Juan Laborda comienza su texto con un breve recorrido por los albores del séptimo arte: ese período convulso comprendido entre finales del siglo XIX y principios del XX. En él nos ofrece algunas pinceladas sobre los primeros instrumentos cinematográficos, sus forjadores y las incipientes salas de proyección. Así, tras esta sucinta contextualización histórica sobre lo que él llama «la carrera tecnológica» o «el camino hacia el cine», se adentra en la vida y la obra de la cineasta francesa. Una artista poliédrica que, como bien sostiene nuestro autor, lucha por encontrar y reivindicar un espacio privilegiado -ese que le corresponde- en un mundo regentado por hombres. Huelga destacar, entre ellos, a los hermanos Lumière, Méliès, Gaumont, los hermanos Pathé, Le Prince o el mismísimo Thomas Alba Edison.

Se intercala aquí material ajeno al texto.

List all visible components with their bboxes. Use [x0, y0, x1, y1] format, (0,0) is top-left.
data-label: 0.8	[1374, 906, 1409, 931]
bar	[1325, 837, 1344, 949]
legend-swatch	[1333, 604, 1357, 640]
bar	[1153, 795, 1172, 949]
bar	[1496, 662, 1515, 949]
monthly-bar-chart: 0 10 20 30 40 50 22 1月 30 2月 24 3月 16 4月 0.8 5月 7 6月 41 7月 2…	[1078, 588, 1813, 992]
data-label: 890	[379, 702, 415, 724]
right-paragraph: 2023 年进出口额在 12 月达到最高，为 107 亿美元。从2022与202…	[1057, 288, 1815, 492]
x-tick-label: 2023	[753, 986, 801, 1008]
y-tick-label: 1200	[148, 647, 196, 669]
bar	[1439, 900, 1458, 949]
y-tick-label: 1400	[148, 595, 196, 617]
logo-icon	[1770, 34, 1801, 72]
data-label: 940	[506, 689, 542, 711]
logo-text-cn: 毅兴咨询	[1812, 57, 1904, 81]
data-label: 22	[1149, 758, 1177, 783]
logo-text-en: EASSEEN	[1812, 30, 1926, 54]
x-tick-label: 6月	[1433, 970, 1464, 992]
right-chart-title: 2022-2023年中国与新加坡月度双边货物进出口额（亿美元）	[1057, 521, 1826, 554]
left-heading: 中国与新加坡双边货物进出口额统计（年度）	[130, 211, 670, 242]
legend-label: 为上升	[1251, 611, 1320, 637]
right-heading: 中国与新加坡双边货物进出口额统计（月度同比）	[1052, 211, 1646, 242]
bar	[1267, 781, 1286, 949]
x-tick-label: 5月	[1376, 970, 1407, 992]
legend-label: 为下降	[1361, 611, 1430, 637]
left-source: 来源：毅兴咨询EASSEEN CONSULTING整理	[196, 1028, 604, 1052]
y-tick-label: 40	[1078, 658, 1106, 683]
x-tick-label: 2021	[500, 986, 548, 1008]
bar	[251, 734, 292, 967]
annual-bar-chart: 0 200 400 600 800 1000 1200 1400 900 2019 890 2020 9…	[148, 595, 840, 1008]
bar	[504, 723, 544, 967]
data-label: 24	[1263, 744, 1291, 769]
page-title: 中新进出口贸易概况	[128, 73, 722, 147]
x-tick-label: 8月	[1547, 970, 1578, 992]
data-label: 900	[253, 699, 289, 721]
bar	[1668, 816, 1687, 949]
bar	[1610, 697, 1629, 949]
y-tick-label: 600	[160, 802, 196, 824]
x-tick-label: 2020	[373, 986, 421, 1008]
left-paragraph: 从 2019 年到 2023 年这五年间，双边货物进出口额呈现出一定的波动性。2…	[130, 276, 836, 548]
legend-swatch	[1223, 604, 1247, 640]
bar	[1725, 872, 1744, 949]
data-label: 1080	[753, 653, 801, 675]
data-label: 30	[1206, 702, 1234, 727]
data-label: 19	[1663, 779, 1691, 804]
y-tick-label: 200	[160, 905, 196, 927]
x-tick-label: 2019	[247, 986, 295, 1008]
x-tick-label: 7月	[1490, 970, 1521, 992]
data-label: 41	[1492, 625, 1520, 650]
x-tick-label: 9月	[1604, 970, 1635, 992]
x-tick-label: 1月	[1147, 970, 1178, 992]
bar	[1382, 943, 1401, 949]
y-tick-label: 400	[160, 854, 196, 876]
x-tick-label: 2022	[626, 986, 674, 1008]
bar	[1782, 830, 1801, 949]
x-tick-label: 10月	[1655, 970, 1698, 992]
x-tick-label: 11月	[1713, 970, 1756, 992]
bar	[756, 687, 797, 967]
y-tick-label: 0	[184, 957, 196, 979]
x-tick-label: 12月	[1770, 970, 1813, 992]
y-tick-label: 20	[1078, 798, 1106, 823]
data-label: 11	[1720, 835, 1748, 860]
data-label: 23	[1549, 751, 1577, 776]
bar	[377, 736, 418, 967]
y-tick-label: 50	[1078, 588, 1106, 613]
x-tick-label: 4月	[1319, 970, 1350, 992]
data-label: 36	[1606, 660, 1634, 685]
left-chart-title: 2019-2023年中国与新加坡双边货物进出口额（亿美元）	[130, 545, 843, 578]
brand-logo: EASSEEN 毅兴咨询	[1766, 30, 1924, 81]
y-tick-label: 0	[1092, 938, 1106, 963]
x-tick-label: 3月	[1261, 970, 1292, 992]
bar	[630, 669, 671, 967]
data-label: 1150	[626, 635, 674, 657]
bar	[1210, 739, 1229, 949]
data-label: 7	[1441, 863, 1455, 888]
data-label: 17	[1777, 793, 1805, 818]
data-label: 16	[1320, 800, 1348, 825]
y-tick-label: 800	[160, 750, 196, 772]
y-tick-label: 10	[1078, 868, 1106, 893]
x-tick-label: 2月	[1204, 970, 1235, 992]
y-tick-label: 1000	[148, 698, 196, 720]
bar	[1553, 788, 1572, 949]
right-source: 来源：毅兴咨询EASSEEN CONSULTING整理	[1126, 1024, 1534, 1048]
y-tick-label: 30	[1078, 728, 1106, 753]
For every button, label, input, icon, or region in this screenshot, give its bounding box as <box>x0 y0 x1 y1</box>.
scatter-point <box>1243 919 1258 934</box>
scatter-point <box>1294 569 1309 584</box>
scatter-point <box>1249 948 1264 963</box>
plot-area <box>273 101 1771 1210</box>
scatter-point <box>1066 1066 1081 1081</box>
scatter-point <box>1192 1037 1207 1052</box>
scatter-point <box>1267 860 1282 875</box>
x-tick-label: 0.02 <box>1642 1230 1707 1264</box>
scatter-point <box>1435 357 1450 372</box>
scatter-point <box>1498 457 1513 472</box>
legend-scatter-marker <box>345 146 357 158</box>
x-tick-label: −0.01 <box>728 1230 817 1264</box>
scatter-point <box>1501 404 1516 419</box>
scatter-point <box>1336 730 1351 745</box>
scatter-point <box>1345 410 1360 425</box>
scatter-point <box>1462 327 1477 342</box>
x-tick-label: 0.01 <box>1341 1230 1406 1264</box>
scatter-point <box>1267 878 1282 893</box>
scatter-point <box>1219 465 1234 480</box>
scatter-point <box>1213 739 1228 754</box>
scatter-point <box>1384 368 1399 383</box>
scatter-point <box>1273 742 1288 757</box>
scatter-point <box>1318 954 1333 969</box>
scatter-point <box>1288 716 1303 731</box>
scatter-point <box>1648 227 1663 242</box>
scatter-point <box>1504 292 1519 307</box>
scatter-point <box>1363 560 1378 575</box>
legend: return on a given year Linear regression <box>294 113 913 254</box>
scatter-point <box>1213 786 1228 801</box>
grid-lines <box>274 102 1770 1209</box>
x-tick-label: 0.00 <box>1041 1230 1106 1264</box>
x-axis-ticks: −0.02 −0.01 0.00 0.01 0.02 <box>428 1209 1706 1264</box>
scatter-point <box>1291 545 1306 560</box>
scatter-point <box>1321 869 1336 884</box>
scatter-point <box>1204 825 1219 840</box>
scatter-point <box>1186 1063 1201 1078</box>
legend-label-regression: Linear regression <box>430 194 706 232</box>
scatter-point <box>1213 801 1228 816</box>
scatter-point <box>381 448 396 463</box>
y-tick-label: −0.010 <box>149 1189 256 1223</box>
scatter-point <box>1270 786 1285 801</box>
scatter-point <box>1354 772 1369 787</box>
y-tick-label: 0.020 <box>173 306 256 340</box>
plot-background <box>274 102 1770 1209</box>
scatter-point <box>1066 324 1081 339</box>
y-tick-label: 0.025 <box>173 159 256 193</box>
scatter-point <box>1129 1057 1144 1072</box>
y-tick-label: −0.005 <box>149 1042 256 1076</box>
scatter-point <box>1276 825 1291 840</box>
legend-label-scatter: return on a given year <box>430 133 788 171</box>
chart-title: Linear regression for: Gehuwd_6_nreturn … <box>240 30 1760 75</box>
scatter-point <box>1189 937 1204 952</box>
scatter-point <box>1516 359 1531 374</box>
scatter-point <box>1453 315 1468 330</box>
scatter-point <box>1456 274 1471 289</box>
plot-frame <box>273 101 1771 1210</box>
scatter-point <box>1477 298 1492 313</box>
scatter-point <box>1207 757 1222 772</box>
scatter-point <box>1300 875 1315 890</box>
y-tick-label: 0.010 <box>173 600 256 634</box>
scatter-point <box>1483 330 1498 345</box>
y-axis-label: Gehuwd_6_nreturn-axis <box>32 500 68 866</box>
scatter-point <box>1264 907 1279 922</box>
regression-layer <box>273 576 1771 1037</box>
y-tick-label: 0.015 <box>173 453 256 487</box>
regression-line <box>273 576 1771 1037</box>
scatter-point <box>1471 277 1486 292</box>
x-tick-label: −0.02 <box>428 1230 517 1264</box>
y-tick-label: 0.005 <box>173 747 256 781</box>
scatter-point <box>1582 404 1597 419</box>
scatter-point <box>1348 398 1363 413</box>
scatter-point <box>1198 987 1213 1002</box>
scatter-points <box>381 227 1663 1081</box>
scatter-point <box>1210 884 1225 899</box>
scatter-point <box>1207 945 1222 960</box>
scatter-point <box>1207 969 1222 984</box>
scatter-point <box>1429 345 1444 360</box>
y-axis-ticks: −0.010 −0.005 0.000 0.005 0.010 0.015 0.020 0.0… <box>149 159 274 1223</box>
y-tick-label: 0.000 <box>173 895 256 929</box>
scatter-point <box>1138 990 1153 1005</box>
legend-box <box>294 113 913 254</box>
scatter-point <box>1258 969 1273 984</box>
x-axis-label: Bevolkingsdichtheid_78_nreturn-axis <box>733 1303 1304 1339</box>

Por esta razón, la rebelde Alice Guy, primera directora de la historia y madre del cine, no fue sólo eso. Por si fuera poco, la artista gala fue la primera persona en aprovechar el séptimo arte como subterfugio para ahondar en temas de tal polémica y trascendencia como el feminismo, el travestismo, lo lésbico, el absurdo de la guerra, el cuestionable quehacer del ejército, el racismo, la danza, la religión o la crítica a la tradición.

Para ello, Guy nos ofrecerá, por vez primera en la industria primitiva de este arte, una narración fílmica. Pues se aleja de ese universo ‘documental’ que exploraban el resto de sus contemporáneos hasta la aparición de Méliès. Sin embargo, Juan no se detiene a argüir sobre esa obsesión pueril tan extendida del ‘yo primero’. Sino todo lo contrario. Lo que propone es redescubrir el talento, el legado y la repercusión de una cineasta excepcional, cuya producción se nos revela tan insólita como desabrigada.

Bien es sabido que, por el mero hecho de ser mujer en un tiempo en el que carecían de los derechos más elementales, su obra ha quedado reducida a un porcentaje ínfimo. Pero, eso sí, rebosante de calidad e innovaciones tanto técnicas como temáticas y estéticas. Algunos de los títulos más reveladores que nos descubre Juan sobre su obra, donde Alice despliega la mayoría de sus anhelos y reivindicaciones, son El hada de las coles (1896), Ataque sorpresa a una casa al amanecer (1898), Dance Seasons (1900), Madame a des envíes (1906), Consecuencias del feminismo (1906), La jerarquía del amor (1906), Nacimiento, vida y muerte de Cristo (1906), En las barricadas (1907), The Detective’s Dog (1912), Algie the Miner (1912), Falling Leaves (1912), El pozo y el péndulo (1913) o The Woman of Mistery (1914).

Laborda nos descubre a una artista que ha aprovechado sobremanera la enjundia de la imagen en movimiento como arbitrio para lidiar contra la violencia y la cosificación ejercidas sobre el cuerpo de la mujer a lo largo de la historia. Bajo el influjo notorio de la literatura y el arte, nuestra protagonista, tan empoderada como combativa, ha puesto sobre la mesa los actos y facturas del machismo imperante. Es decir, se ha desenvuelto con la mayor de las solturas en fondos tan inextricables y embrollados como los antedichos a través de la sátira perspicaz y la crítica soterrada.

En consecuencia, puede colegirse que, por medio de su último ensayo, Juan Laborda esboza el reflejo más honesto de la vida y la obra de Alice Guy, al mismo tiempo que aporta su granito de arena al mortero de su memoria. Además, ambiciona otorgarle el culto que se le vedó en vida a una cineasta que sembró en los campos del cine, por primera vez, las semillas del melodrama, del realismo mágico, del bélico, del western y del noir. Simientes que terminaron por cosechar otros autores que no tardarían en asilar todo el mérito. Así, recuperar aquello que deseaba contarnos una cineasta de hace más de un siglo, no parece, ni mucho menos, poca cosa. Pues resulta axiomático, de acuerdo con nuestro autor, que, en definitiva, «si obras como la de Guy permanecen en el olvido, perdemos todos».